My daughter came in last night, laughing as she related how a little girl that she was babysitting described her inevitable plight. She stated, with a pathetic little sigh, that “with all the cancer and heart disease and diabetes that runs in my family, I’m much more likely to get knocked off by that before I get a chance to get old.” At the age of ten, she has already weighed her mortality in the scales of longevity and determined them to be lacking!
"...we must swim in the waters around us." |
Of course, we all shared in the laughter but I think this is similar to the way we view our life and it’s circumstances. Like we’ve lost the game before we start playing. Like we’ve been "given a time” before the doctor calls. Like we’ve failed before the results are in.
Our typical answer to this is wishing we could live in other circumstances. If we could, we would kick out cancer and heart disease and diabetes. We’d also get rid of the flu and chicken pox and measles. And while we’re at it we’d knock out mortgage payments and hydro bills and marriage problems and job layoffs and church issues and family issues and sibling rivalry and jealousy and…

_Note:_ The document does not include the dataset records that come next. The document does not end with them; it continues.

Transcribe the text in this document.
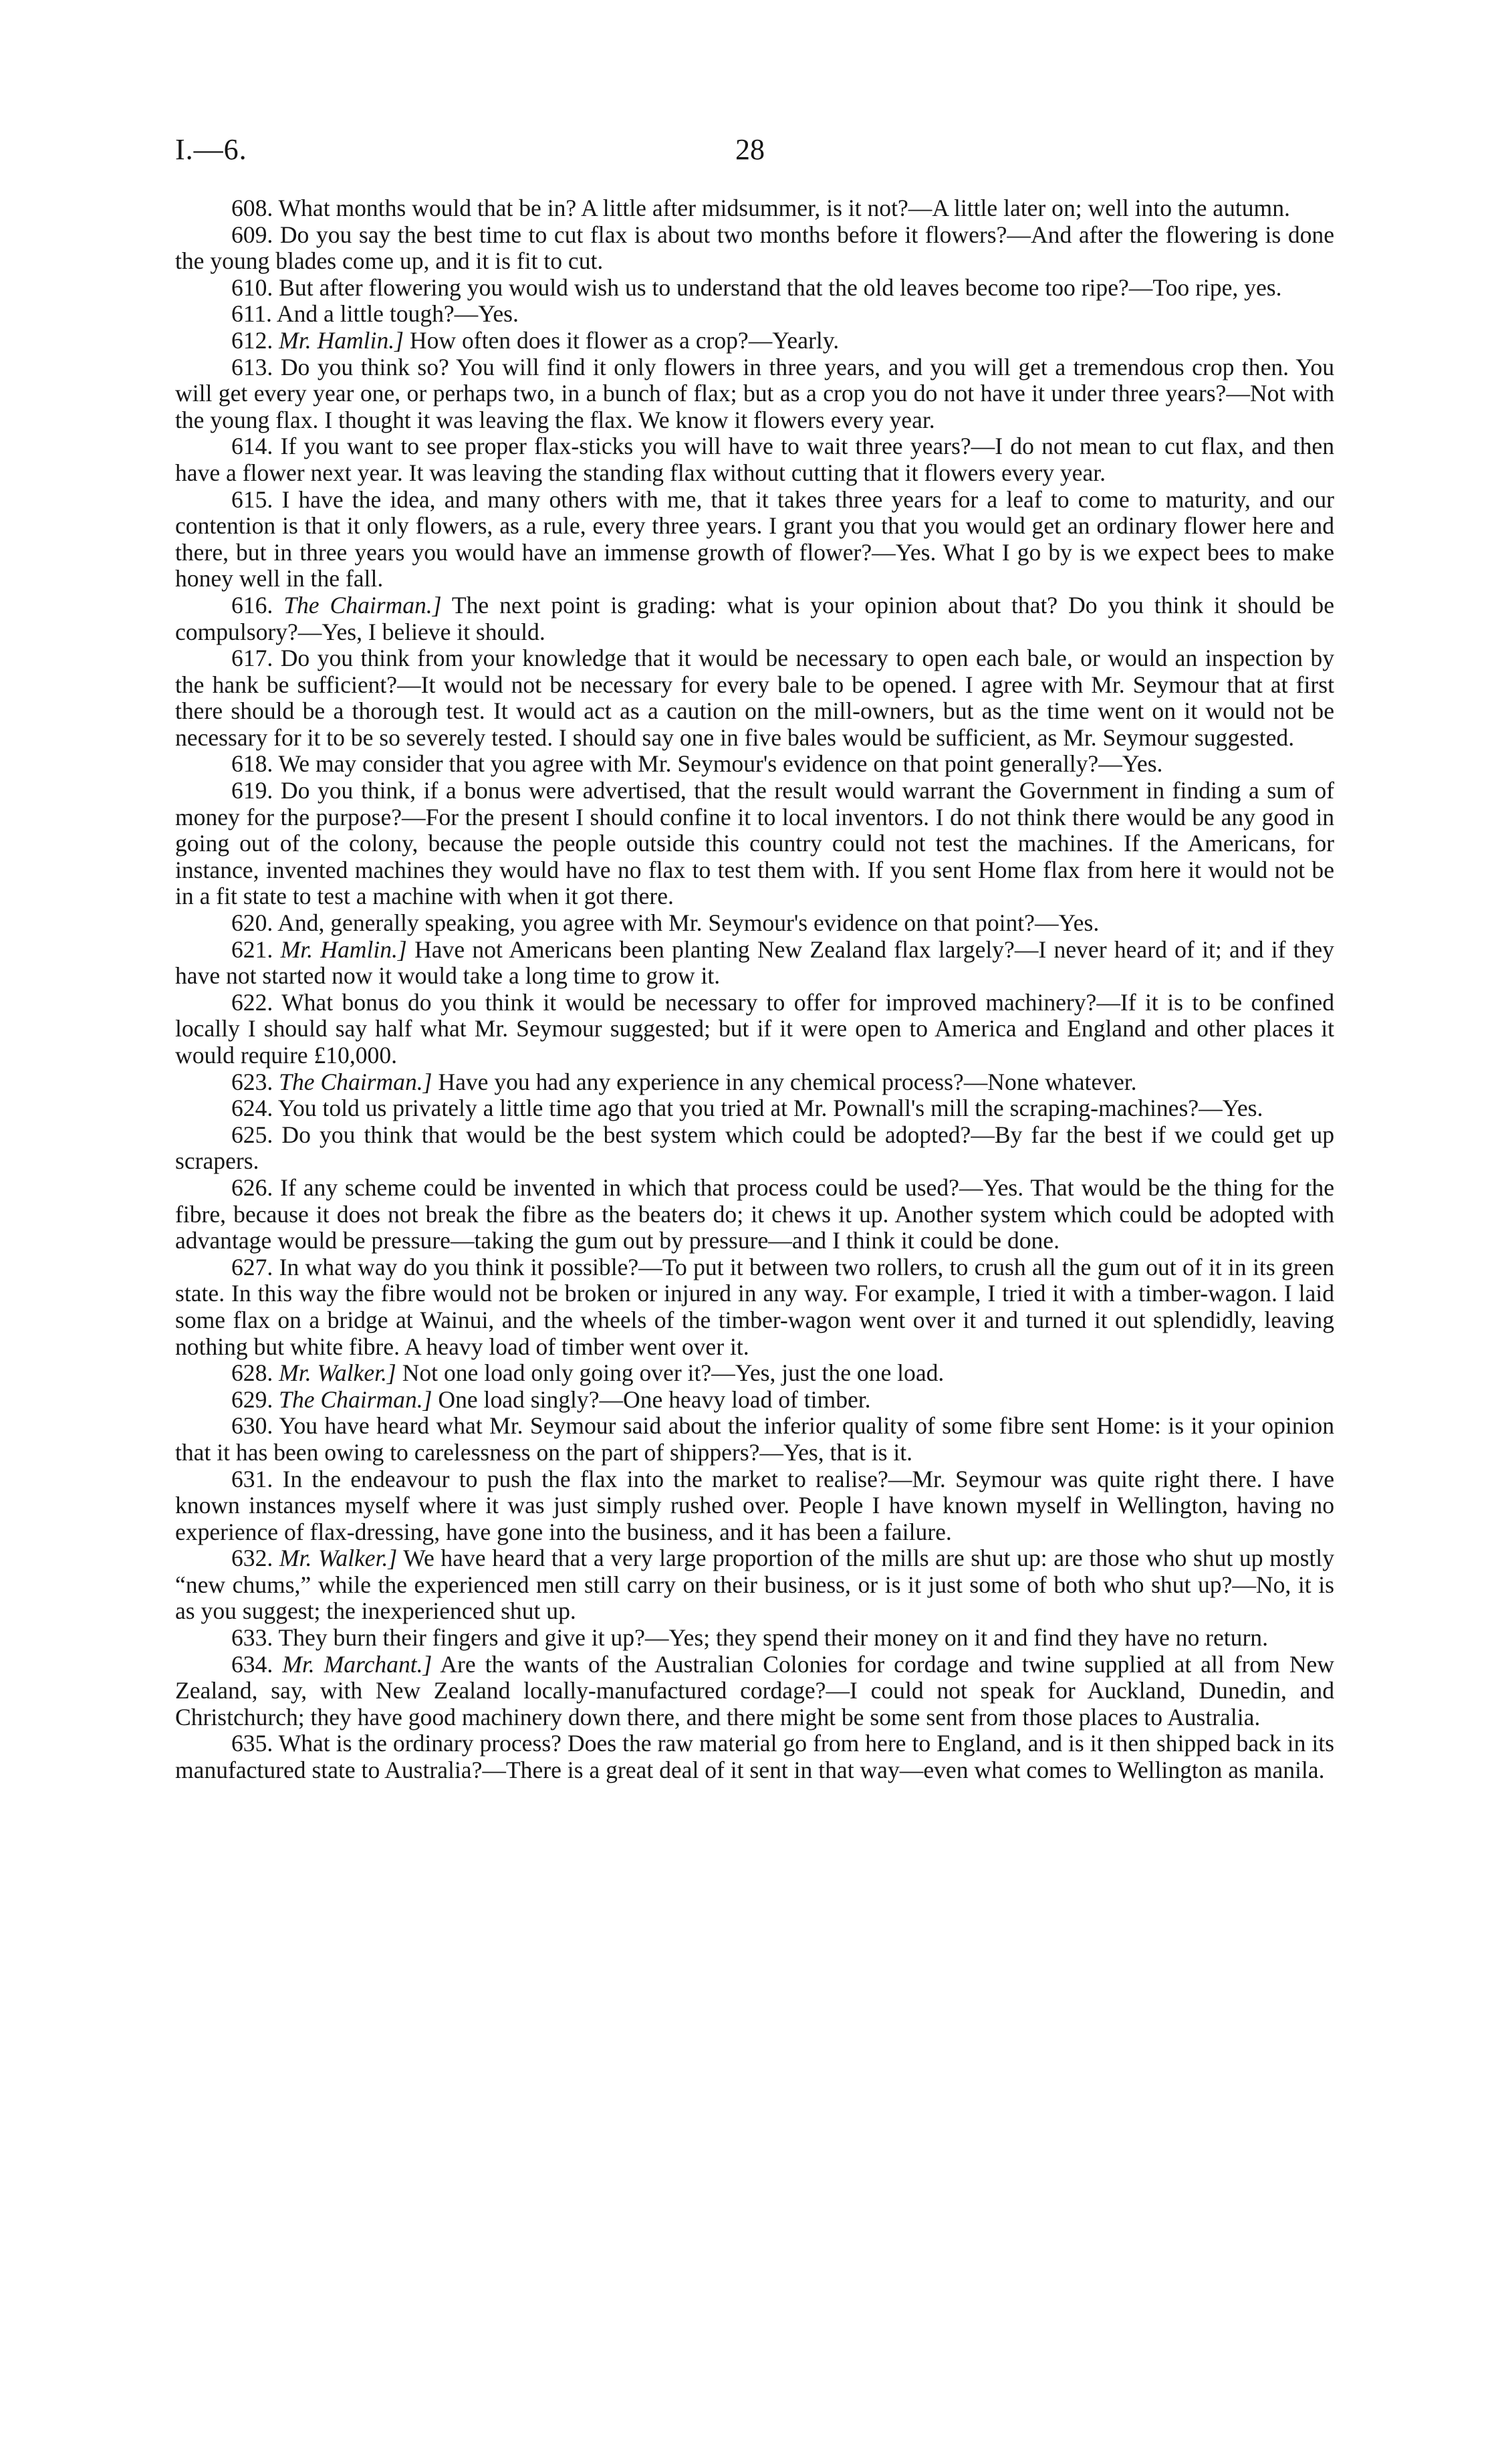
I.—6.	28

608. What months would that be in? A little after midsummer, is it not?—A little later on; well into the autumn.

609. Do you say the best time to cut flax is about two months before it flowers?—And after the flowering is done the young blades come up, and it is fit to cut.

610. But after flowering you would wish us to understand that the old leaves become too ripe?—Too ripe, yes.

611. And a little tough?—Yes.

612. Mr. Hamlin.] How often does it flower as a crop?—Yearly.

613. Do you think so? You will find it only flowers in three years, and you will get a tremendous crop then. You will get every year one, or perhaps two, in a bunch of flax; but as a crop you do not have it under three years?—Not with the young flax. I thought it was leaving the flax. We know it flowers every year.

614. If you want to see proper flax-sticks you will have to wait three years?—I do not mean to cut flax, and then have a flower next year. It was leaving the standing flax without cutting that it flowers every year.

615. I have the idea, and many others with me, that it takes three years for a leaf to come to maturity, and our contention is that it only flowers, as a rule, every three years. I grant you that you would get an ordinary flower here and there, but in three years you would have an immense growth of flower?—Yes. What I go by is we expect bees to make honey well in the fall.

616. The Chairman.] The next point is grading: what is your opinion about that? Do you think it should be compulsory?—Yes, I believe it should.

617. Do you think from your knowledge that it would be necessary to open each bale, or would an inspection by the hank be sufficient?—It would not be necessary for every bale to be opened. I agree with Mr. Seymour that at first there should be a thorough test. It would act as a caution on the mill-owners, but as the time went on it would not be necessary for it to be so severely tested. I should say one in five bales would be sufficient, as Mr. Seymour suggested.

618. We may consider that you agree with Mr. Seymour's evidence on that point generally?—Yes.

619. Do you think, if a bonus were advertised, that the result would warrant the Government in finding a sum of money for the purpose?—For the present I should confine it to local inventors. I do not think there would be any good in going out of the colony, because the people outside this country could not test the machines. If the Americans, for instance, invented machines they would have no flax to test them with. If you sent Home flax from here it would not be in a fit state to test a machine with when it got there.

620. And, generally speaking, you agree with Mr. Seymour's evidence on that point?—Yes.

621. Mr. Hamlin.] Have not Americans been planting New Zealand flax largely?—I never heard of it; and if they have not started now it would take a long time to grow it.

622. What bonus do you think it would be necessary to offer for improved machinery?—If it is to be confined locally I should say half what Mr. Seymour suggested; but if it were open to America and England and other places it would require £10,000.

623. The Chairman.] Have you had any experience in any chemical process?—None whatever.

624. You told us privately a little time ago that you tried at Mr. Pownall's mill the scraping-machines?—Yes.

625. Do you think that would be the best system which could be adopted?—By far the best if we could get up scrapers.

626. If any scheme could be invented in which that process could be used?—Yes. That would be the thing for the fibre, because it does not break the fibre as the beaters do; it chews it up. Another system which could be adopted with advantage would be pressure—taking the gum out by pressure—and I think it could be done.

627. In what way do you think it possible?—To put it between two rollers, to crush all the gum out of it in its green state. In this way the fibre would not be broken or injured in any way. For example, I tried it with a timber-wagon. I laid some flax on a bridge at Wainui, and the wheels of the timber-wagon went over it and turned it out splendidly, leaving nothing but white fibre. A heavy load of timber went over it.

628. Mr. Walker.] Not one load only going over it?—Yes, just the one load.

629. The Chairman.] One load singly?—One heavy load of timber.

630. You have heard what Mr. Seymour said about the inferior quality of some fibre sent Home: is it your opinion that it has been owing to carelessness on the part of shippers?—Yes, that is it.

631. In the endeavour to push the flax into the market to realise?—Mr. Seymour was quite right there. I have known instances myself where it was just simply rushed over. People I have known myself in Wellington, having no experience of flax-dressing, have gone into the business, and it has been a failure.

632. Mr. Walker.] We have heard that a very large proportion of the mills are shut up: are those who shut up mostly “new chums,” while the experienced men still carry on their business, or is it just some of both who shut up?—No, it is as you suggest; the inexperienced shut up.

633. They burn their fingers and give it up?—Yes; they spend their money on it and find they have no return.

634. Mr. Marchant.] Are the wants of the Australian Colonies for cordage and twine supplied at all from New Zealand, say, with New Zealand locally-manufactured cordage?—I could not speak for Auckland, Dunedin, and Christchurch; they have good machinery down there, and there might be some sent from those places to Australia.

635. What is the ordinary process? Does the raw material go from here to England, and is it then shipped back in its manufactured state to Australia?—There is a great deal of it sent in that way—even what comes to Wellington as manila.
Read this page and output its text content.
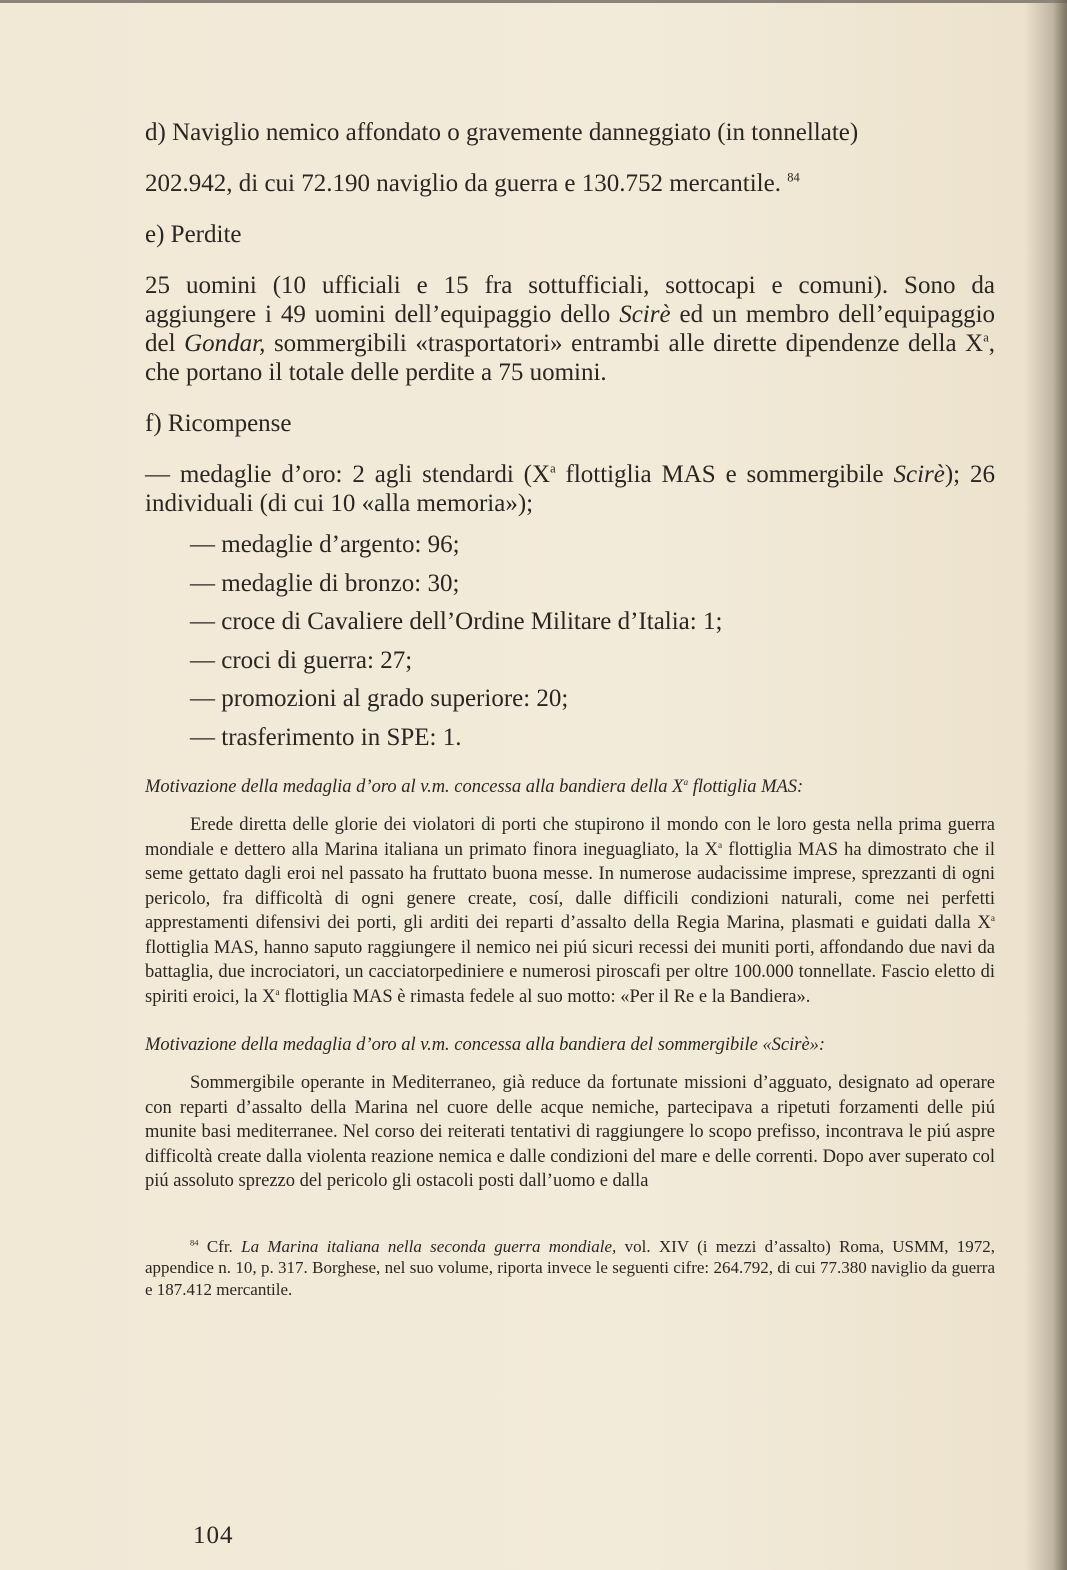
d) Naviglio nemico affondato o gravemente danneggiato (in tonnellate)

202.942, di cui 72.190 naviglio da guerra e 130.752 mercantile. $^{84}$

e) Perdite

25 uomini (10 ufficiali e 15 fra sottufficiali, sottocapi e comuni). Sono da aggiungere i 49 uomini dell’equipaggio dello Scirè ed un membro dell’equipaggio del Gondar, sommergibili «trasportatori» entrambi alle dirette dipendenze della $X^a$, che portano il totale delle perdite a 75 uomini.

f) Ricompense

— medaglie d’oro: 2 agli stendardi ($X^a$ flottiglia MAS e sommergibile Scirè); 26 individuali (di cui 10 «alla memoria»);

— medaglie d’argento: 96;

— medaglie di bronzo: 30;

— croce di Cavaliere dell’Ordine Militare d’Italia: 1;

— croci di guerra: 27;

— promozioni al grado superiore: 20;

— trasferimento in SPE: 1.

Motivazione della medaglia d’oro al v.m. concessa alla bandiera della $X^a$ flottiglia MAS:

Erede diretta delle glorie dei violatori di porti che stupirono il mondo con le loro gesta nella prima guerra mondiale e dettero alla Marina italiana un primato finora ineguagliato, la $X^a$ flottiglia MAS ha dimostrato che il seme gettato dagli eroi nel passato ha fruttato buona messe. In numerose audacissime imprese, sprezzanti di ogni pericolo, fra difficoltà di ogni genere create, cosí, dalle difficili condizioni naturali, come nei perfetti apprestamenti difensivi dei porti, gli arditi dei reparti d’assalto della Regia Marina, plasmati e guidati dalla $X^a$ flottiglia MAS, hanno saputo raggiungere il nemico nei piú sicuri recessi dei muniti porti, affondando due navi da battaglia, due incrociatori, un cacciatorpediniere e numerosi piroscafi per oltre 100.000 tonnellate. Fascio eletto di spiriti eroici, la $X^a$ flottiglia MAS è rimasta fedele al suo motto: «Per il Re e la Bandiera».

Motivazione della medaglia d’oro al v.m. concessa alla bandiera del sommergibile «Scirè»:

Sommergibile operante in Mediterraneo, già reduce da fortunate missioni d’agguato, designato ad operare con reparti d’assalto della Marina nel cuore delle acque nemiche, partecipava a ripetuti forzamenti delle piú munite basi mediterranee. Nel corso dei reiterati tentativi di raggiungere lo scopo prefisso, incontrava le piú aspre difficoltà create dalla violenta reazione nemica e dalle condizioni del mare e delle correnti. Dopo aver superato col piú assoluto sprezzo del pericolo gli ostacoli posti dall’uomo e dalla

$^{84}$ Cfr. La Marina italiana nella seconda guerra mondiale, vol. XIV (i mezzi d’assalto) Roma, USMM, 1972, appendice n. 10, p. 317. Borghese, nel suo volume, riporta invece le seguenti cifre: 264.792, di cui 77.380 naviglio da guerra e 187.412 mercantile.

104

But, alas, we cannot. As Kevin deYoung, in his book Crazy Busy states, “Everyone has to live somewhere and we must swim in the waters around us.” I can be discouraged with my place, but I don't get to swim in anyone else's waters. I can only swim in the waters that are around me. This is why one of my favorite Scriptures is found in Deuteronomy 33:25, “Thy shoes shall be iron and brass; and as thy days, so shall thy strength be.”
So... I may not have control over my circumstance, but this I know: The waters around me are no match for the Strength that is IN me.